There are many online tools, browser extensions, and desktop plugins to turn a webpage into a PDF. If you regularly use these tools, you might come across a situation when you need to convert multiple links in one go. Doing them one-by-one is a waste of time and tedious.
You can automate this task through a simple, command-line utility called Wget. With the help of a few scripts or apps and this tool, we’ll show you how to save multiple webpages into a PDF file.
Why Wget?
Wget is a free software package to download files from the web. But it’s also a perfect tool to mirror an entire webpage into your computer. Here are the reasons:
- It is non-interactive, meaning that it can work in the background and let you transfer data without requiring your presence.
- Wget understands the directory structure of the website. It can follow links in the HTML page, to create a local version of remote website. In the process, it also respects the robots.txt file.
- It can even work in slow or unstable network connections. If the server supports regetting, it’ll keep retrying until the whole file transfer to your computer.

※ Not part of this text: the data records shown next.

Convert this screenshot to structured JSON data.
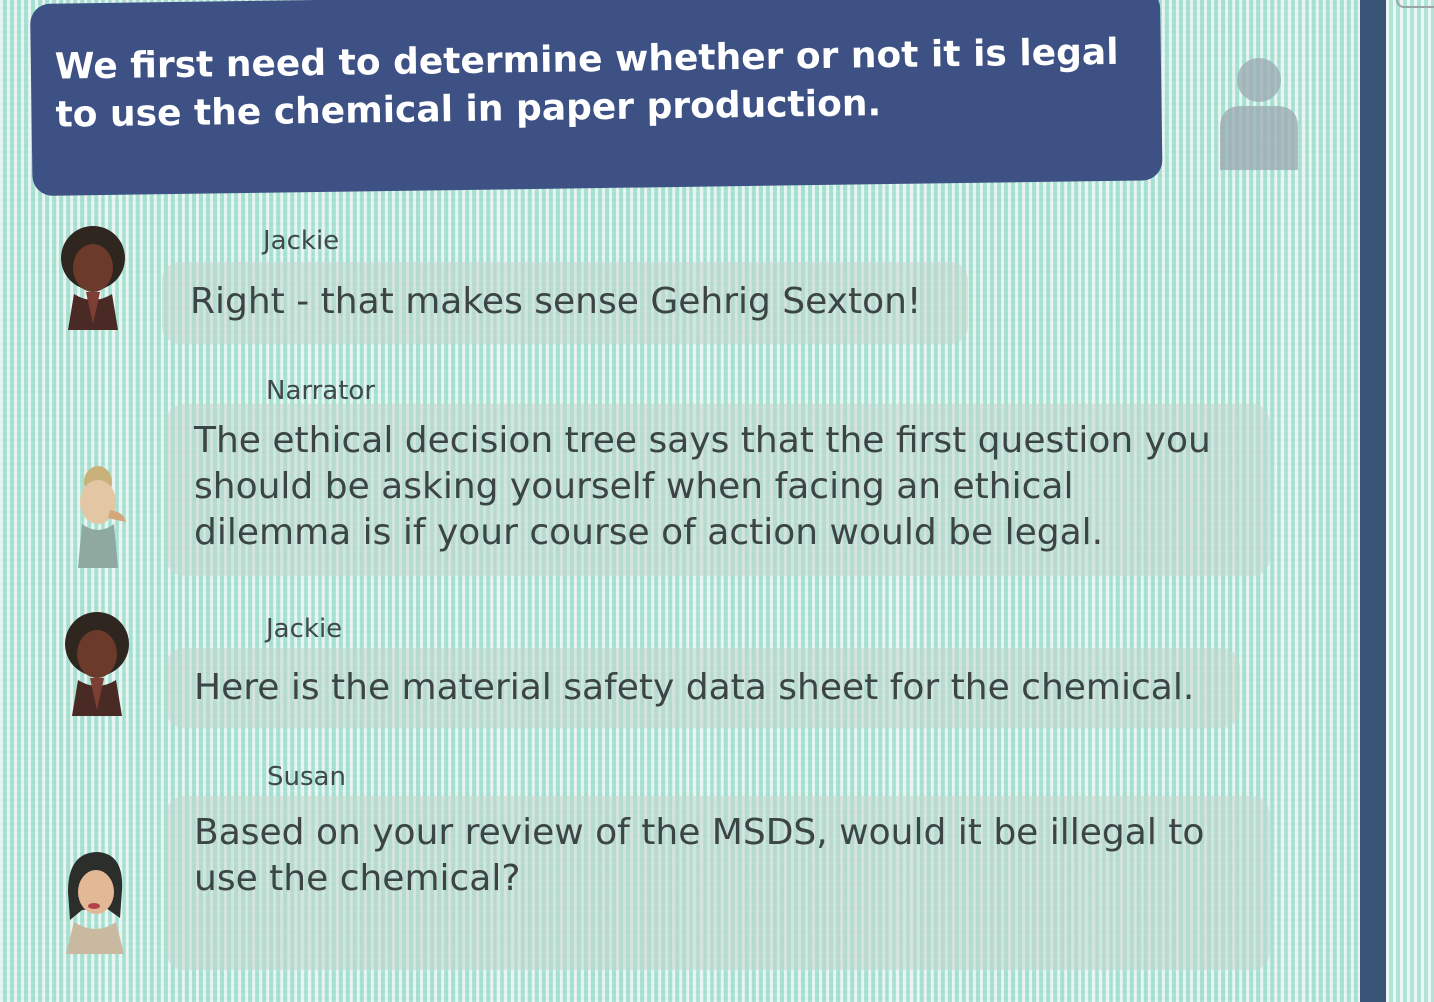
{
  "user_message": {
    "text": "We first need to determine whether or not it is legal to use the chemical in paper production."
  },
  "messages": [
    {
      "speaker": "Jackie",
      "text": "Right - that makes sense Gehrig Sexton!",
      "avatar": "jackie-avatar"
    },
    {
      "speaker": "Narrator",
      "text": "The ethical decision tree says that the first question you should be asking yourself when facing an ethical dilemma is if your course of action would be legal.",
      "avatar": "narrator-avatar"
    },
    {
      "speaker": "Jackie",
      "text": "Here is the material safety data sheet for the chemical.",
      "avatar": "jackie-avatar"
    },
    {
      "speaker": "Susan",
      "text": "Based on your review of the MSDS, would it be illegal to use the chemical?",
      "avatar": "susan-avatar"
    }
  ],
  "colors": {
    "user_bubble": "#3e5184",
    "side_strip": "#3a5478",
    "bubble_text": "#3c4545"
  }
}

- Wget supports proxy servers. It helps to lighten the network load, speed up retrieval process, and provide access behind the firewalls.
Installing Wget
On macOS
The quickest way to install Wget is through the Homebrew. It’s a package manager for macOS to install useful Unix utilities and apps. Check out this article on how to install macOS apps through Homebrew. Then, type in
brew install wget
You’ll get real-time progress of installing all the tools (if any) required for Wget to run on your Mac. If you already have installed Homebrew, be sure to run brew upgrade to get the latest version of this utility.
On Windows 10
There are many versions of Wget available for Windows 10. Head to Eternally Board to download the latest 64-bit build. Put the executable file in a folder and copy it to the C: drive.
Now we’ll add Wget path to your system’s environment variable to run this tool from any directory. Navigate to Control Panel > System and click Advanced System Settings. In the window that opens, click Environment Variables.

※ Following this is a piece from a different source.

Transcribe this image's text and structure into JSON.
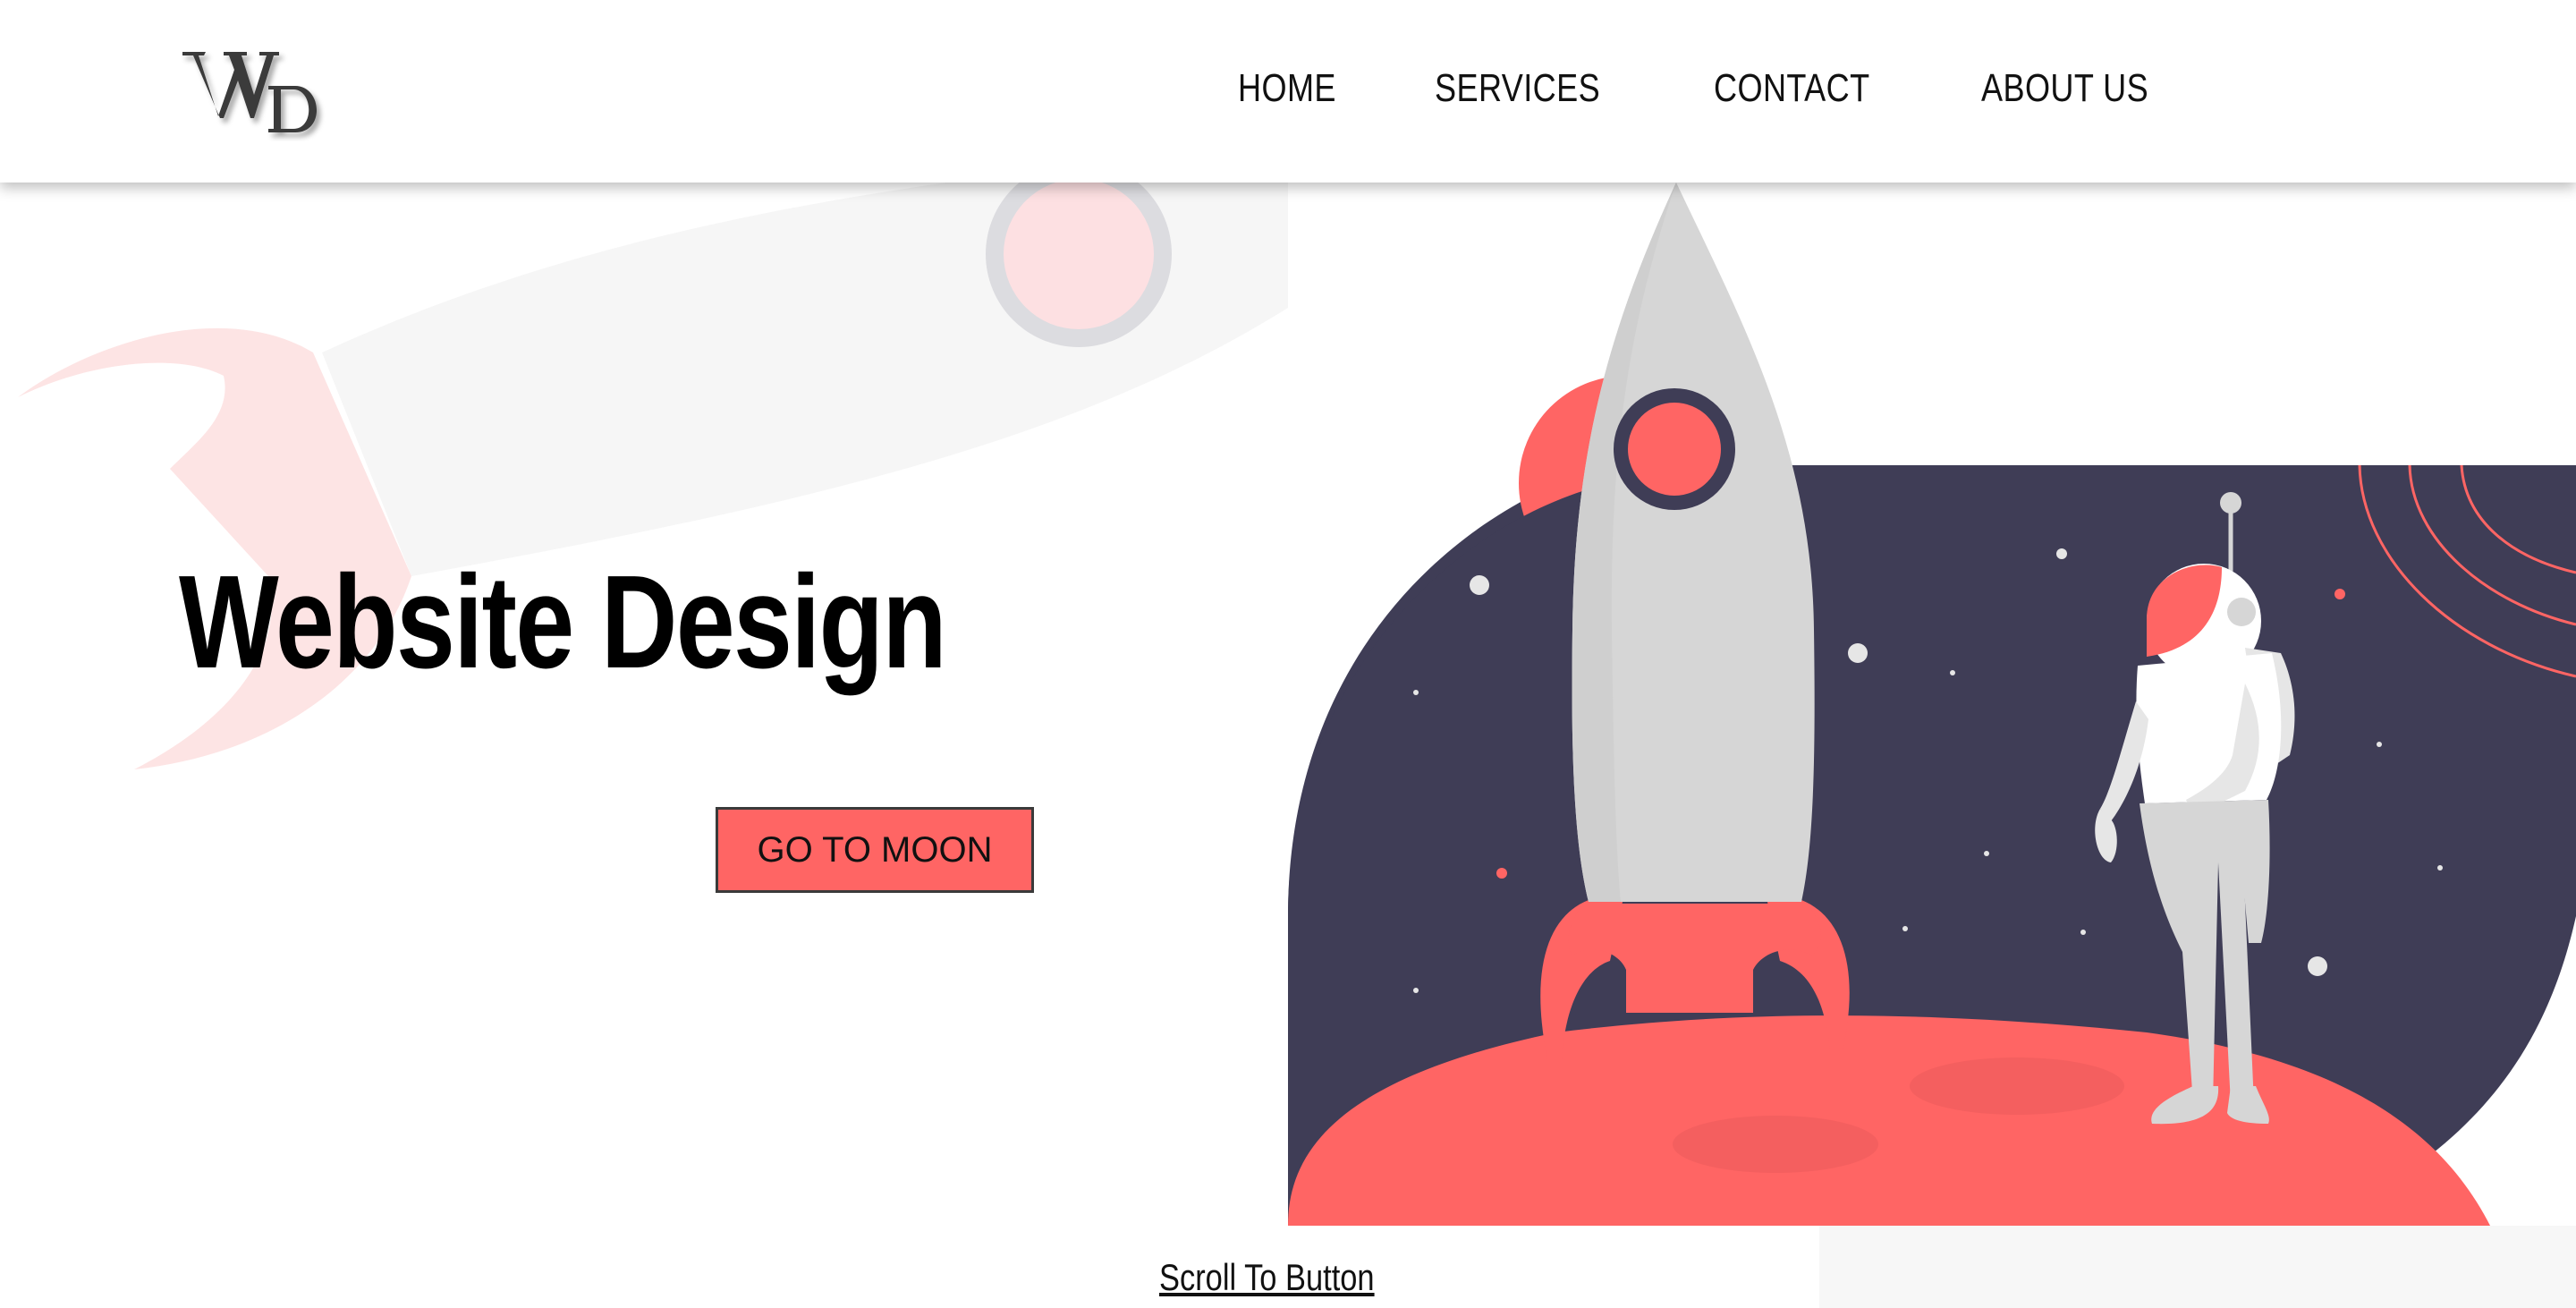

Select Path under System variables and click Edit. Then, click on the New button located at the upper-right corner of the window. Type in C:\wget and click Ok.
Open Command Prompt and type wget-h to test if everything works. In PowerShell type wget.exe -h to load the Wget help menu.
Save Your Links in a Text File
Since we’re dealing with multiple links, pasting links one-by-one is a difficult task. Thankfully, there are browser extensions to help you complete this task.
Link Klipper: It extracts all the links on a webpage as a CSV or TXT file. You can even drag a rectangular area on the webpage to selectively copy links. The file gets saved to the Download folder.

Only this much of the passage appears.